The US Senate and House of Representatives have both voted to extend the deadline for closing on houses bought by April 30 from June 30 to September 30 in the hopes of allowing around 180,000 home buyers to complete their transactions and still qualify for the tax credit. While this does not extend the period in which home buyers could qualify for the credit itself, it does mean that people who began the deal process to buy a home by the end of April will be able to receive the credit despite not completing the deal by the due date of June 30, which is what many home buyers are facing due to the delay in mortgage processing that has resulted from the popularity of the tax credit.
The extended-deadline amendment to HR 4213, the "American Jobs and Closing Tax Loopholes Act of 2010," was added onto an amendment that also extended unemployment benefits.
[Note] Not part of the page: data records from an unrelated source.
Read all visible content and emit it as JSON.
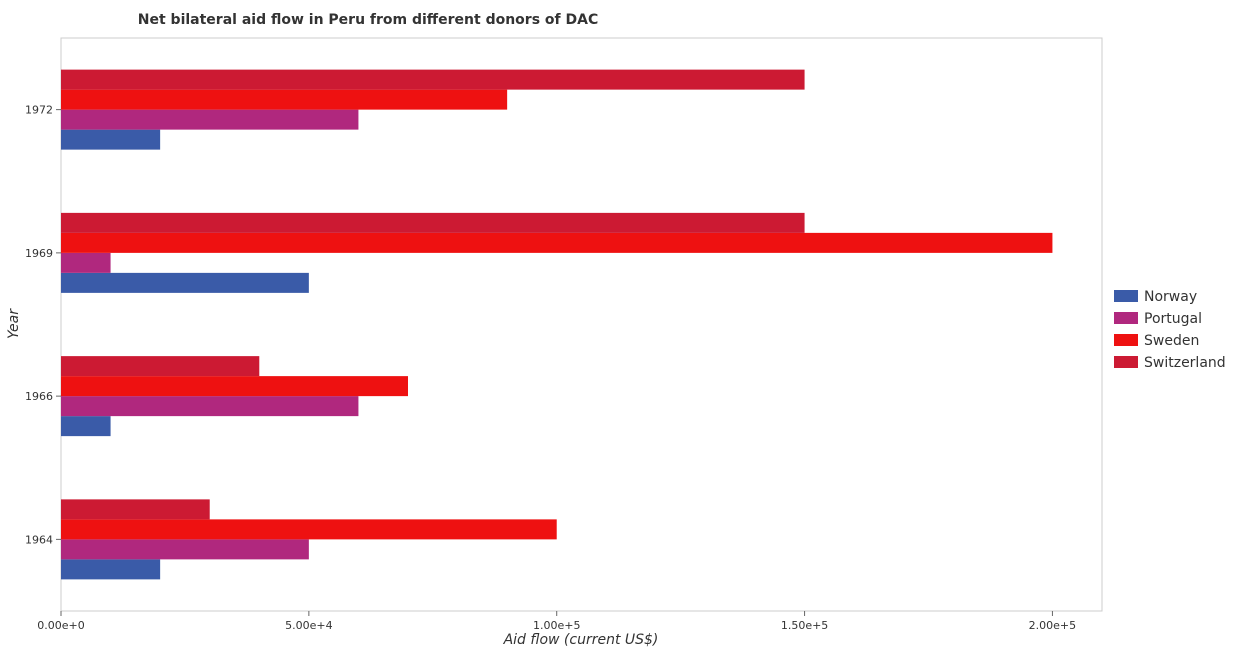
{
  "chart_data": {
    "type": "bar",
    "orientation": "horizontal",
    "title": "Net bilateral aid flow in Peru from different donors of DAC",
    "xlabel": "Aid flow (current US$)",
    "ylabel": "Year",
    "categories": [
      "1964",
      "1966",
      "1969",
      "1972"
    ],
    "xlim": [
      0,
      210000
    ],
    "xticks": [
      0,
      50000,
      100000,
      150000,
      200000
    ],
    "xtick_labels": [
      "0.00e+0",
      "5.00e+4",
      "1.00e+5",
      "1.50e+5",
      "2.00e+5"
    ],
    "grid": false,
    "legend_position": "right",
    "series": [
      {
        "name": "Norway",
        "color": "#3a5ba8",
        "values": [
          20000,
          10000,
          50000,
          20000
        ]
      },
      {
        "name": "Portugal",
        "color": "#b0287e",
        "values": [
          50000,
          60000,
          10000,
          60000
        ]
      },
      {
        "name": "Sweden",
        "color": "#ee1111",
        "values": [
          100000,
          70000,
          200000,
          90000
        ]
      },
      {
        "name": "Switzerland",
        "color": "#cc1a33",
        "values": [
          30000,
          40000,
          150000,
          150000
        ]
      }
    ]
  }
}
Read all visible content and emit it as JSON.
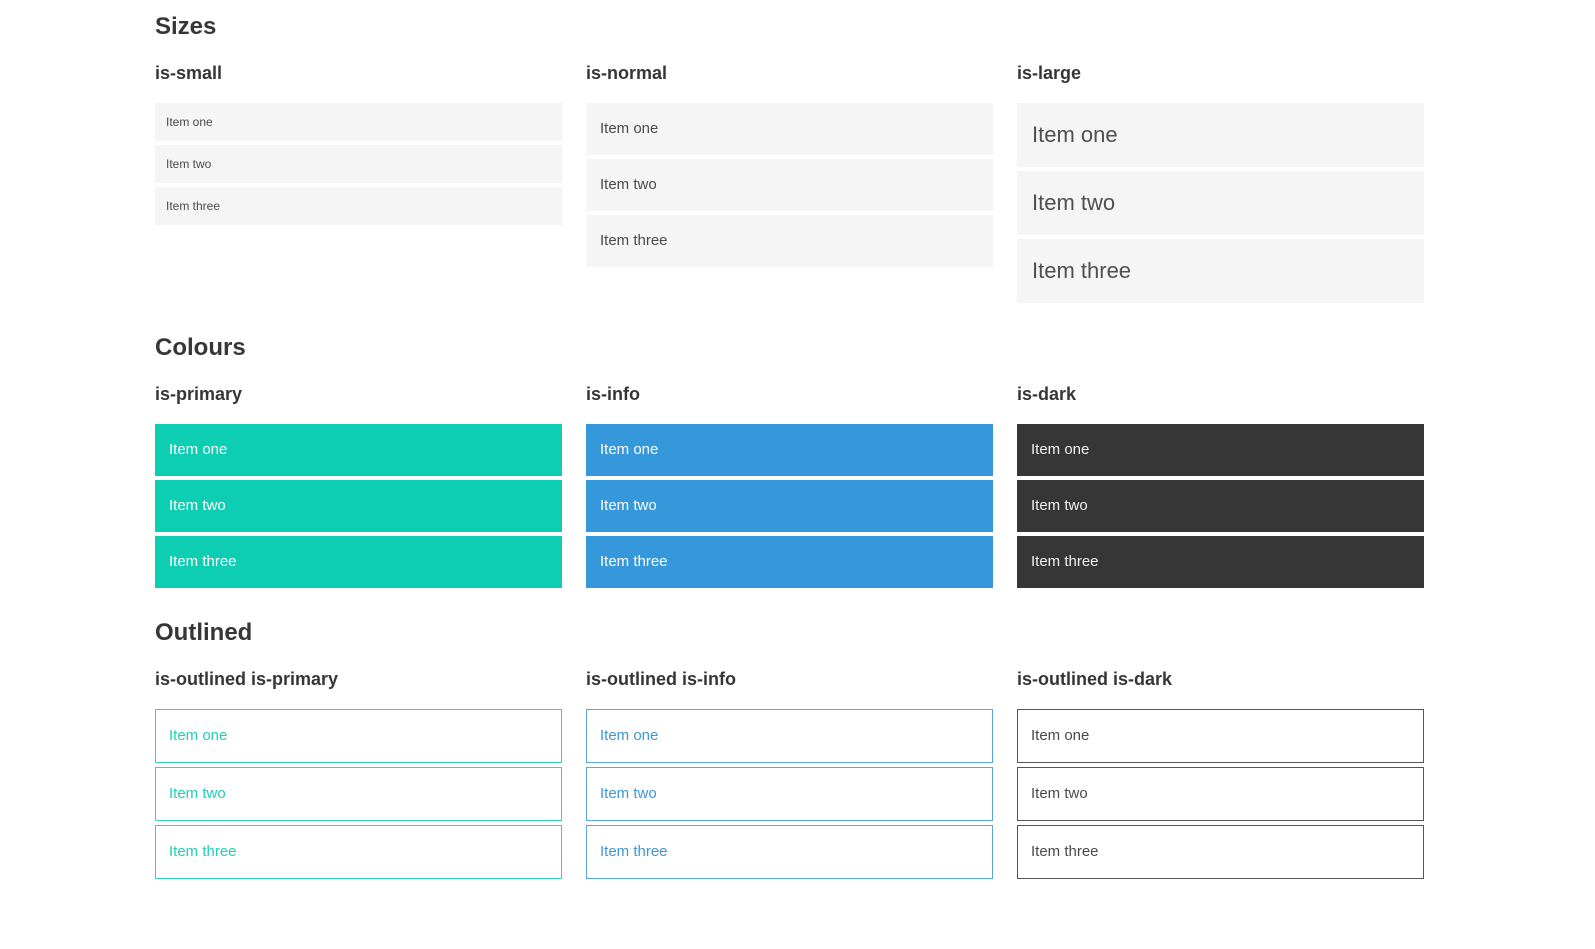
{
  "sections": [
    {
      "title": "Sizes",
      "groups": [
        {
          "label": "is-small",
          "items": [
            "Item one",
            "Item two",
            "Item three"
          ]
        },
        {
          "label": "is-normal",
          "items": [
            "Item one",
            "Item two",
            "Item three"
          ]
        },
        {
          "label": "is-large",
          "items": [
            "Item one",
            "Item two",
            "Item three"
          ]
        }
      ]
    },
    {
      "title": "Colours",
      "groups": [
        {
          "label": "is-primary",
          "items": [
            "Item one",
            "Item two",
            "Item three"
          ]
        },
        {
          "label": "is-info",
          "items": [
            "Item one",
            "Item two",
            "Item three"
          ]
        },
        {
          "label": "is-dark",
          "items": [
            "Item one",
            "Item two",
            "Item three"
          ]
        }
      ]
    },
    {
      "title": "Outlined",
      "groups": [
        {
          "label": "is-outlined is-primary",
          "items": [
            "Item one",
            "Item two",
            "Item three"
          ]
        },
        {
          "label": "is-outlined is-info",
          "items": [
            "Item one",
            "Item two",
            "Item three"
          ]
        },
        {
          "label": "is-outlined is-dark",
          "items": [
            "Item one",
            "Item two",
            "Item three"
          ]
        }
      ]
    }
  ],
  "colors": {
    "primary": "#0dcdb2",
    "info": "#3498db",
    "dark": "#363636",
    "item_light_bg": "#f5f5f5",
    "item_text": "#4a4a4a",
    "heading_text": "#363636",
    "on_color_text": "#ffffff"
  }
}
It just barely passed before the June 30 deadline, and was written so that there will be no gap between June 30 and when it was signed by the President in early July. Home buyers will still have to show all the evidence that they entered a contract before April 30.
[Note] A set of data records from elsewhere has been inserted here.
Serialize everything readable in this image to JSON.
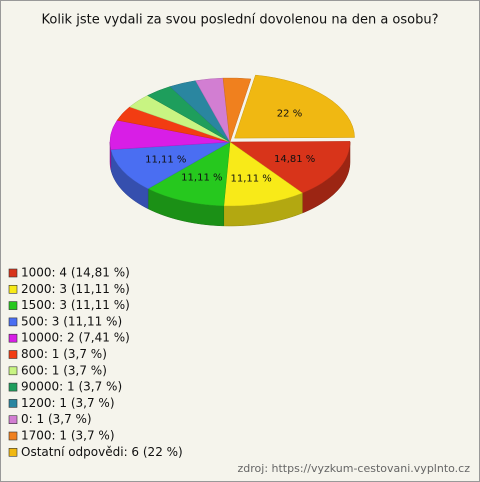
{
  "chart_data": {
    "type": "pie3d",
    "title": "Kolik jste vydali za svou poslední dovolenou na den a osobu?",
    "categories": [
      "1000: 4 (14,81 %)",
      "2000: 3 (11,11 %)",
      "1500: 3 (11,11 %)",
      "500: 3 (11,11 %)",
      "10000: 2 (7,41 %)",
      "800: 1 (3,7 %)",
      "600: 1 (3,7 %)",
      "90000: 1 (3,7 %)",
      "1200: 1 (3,7 %)",
      "0: 1 (3,7 %)",
      "1700: 1 (3,7 %)",
      "Ostatní odpovědi: 6 (22 %)"
    ],
    "values": [
      14.81,
      11.11,
      11.11,
      11.11,
      7.41,
      3.7,
      3.7,
      3.7,
      3.7,
      3.7,
      3.7,
      22
    ],
    "value_labels": [
      "14,81 %",
      "11,11 %",
      "11,11 %",
      "11,11 %",
      null,
      null,
      null,
      null,
      null,
      null,
      null,
      "22 %"
    ],
    "colors": [
      "#d8341a",
      "#f8ea18",
      "#26c81e",
      "#4a6ef2",
      "#d81ee6",
      "#f23c12",
      "#c8f482",
      "#1e9e5c",
      "#2a86a0",
      "#d27ed2",
      "#f0801e",
      "#f0b812"
    ],
    "source": "zdroj: https://vyzkum-cestovani.vyplnto.cz"
  }
}
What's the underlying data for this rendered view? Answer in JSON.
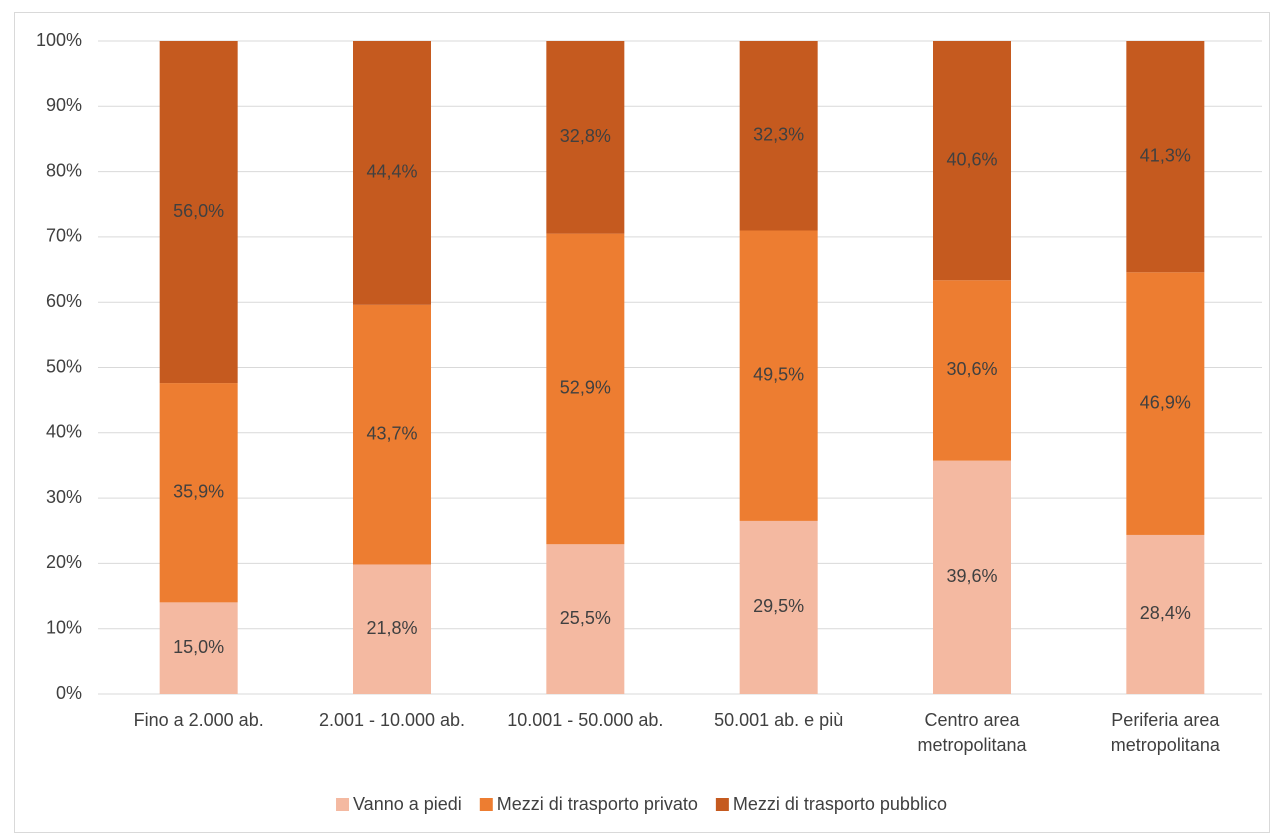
{
  "chart_data": {
    "type": "bar",
    "stacking": "percent",
    "categories": [
      "Fino a 2.000 ab.",
      "2.001 - 10.000 ab.",
      "10.001 - 50.000 ab.",
      "50.001 ab. e più",
      "Centro area\nmetropolitana",
      "Periferia area\nmetropolitana"
    ],
    "series": [
      {
        "name": "Vanno a piedi",
        "color": "#f4b9a1",
        "values": [
          15.0,
          21.8,
          25.5,
          29.5,
          39.6,
          28.4
        ],
        "value_labels": [
          "15,0%",
          "21,8%",
          "25,5%",
          "29,5%",
          "39,6%",
          "28,4%"
        ]
      },
      {
        "name": "Mezzi di trasporto privato",
        "color": "#ed7d31",
        "values": [
          35.9,
          43.7,
          52.9,
          49.5,
          30.6,
          46.9
        ],
        "value_labels": [
          "35,9%",
          "43,7%",
          "52,9%",
          "49,5%",
          "30,6%",
          "46,9%"
        ]
      },
      {
        "name": "Mezzi di trasporto pubblico",
        "color": "#c55a1f",
        "values": [
          56.0,
          44.4,
          32.8,
          32.3,
          40.6,
          41.3
        ],
        "value_labels": [
          "56,0%",
          "44,4%",
          "32,8%",
          "32,3%",
          "40,6%",
          "41,3%"
        ]
      }
    ],
    "ylim": [
      0,
      100
    ],
    "yticks": [
      {
        "value": 0,
        "label": "0%"
      },
      {
        "value": 10,
        "label": "10%"
      },
      {
        "value": 20,
        "label": "20%"
      },
      {
        "value": 30,
        "label": "30%"
      },
      {
        "value": 40,
        "label": "40%"
      },
      {
        "value": 50,
        "label": "50%"
      },
      {
        "value": 60,
        "label": "60%"
      },
      {
        "value": 70,
        "label": "70%"
      },
      {
        "value": 80,
        "label": "80%"
      },
      {
        "value": 90,
        "label": "90%"
      },
      {
        "value": 100,
        "label": "100%"
      }
    ],
    "grid": true,
    "legend": "bottom"
  }
}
So what does this mean? The newly-passed amendment eases the stress of thousands of NJ home buyers. The credit has proven to be extremely popular, which has been great for home sales, but has also led to backups in the normal time it takes to qualify for a mortgage. In addition, many first-time buyers are buying homes in foreclosure or short sale and the additional paperwork is adding to the logjam. Those of you waiting for your mortgage to clear, there is at least the bright side of amazing rates to look forward to, the best recorded by Freddie Mac since 1971, when it started following interest rates. The average annual rate for a 30-year fixed-rate mortgage (20% down) is now 4.69%. Just a year ago the rate was 5.42%. Though the low rates are a sign of the shaky economy, they are a positive for those looking to buy homes or refinance existing mortgages. No wonder mortgage brokers are swamped!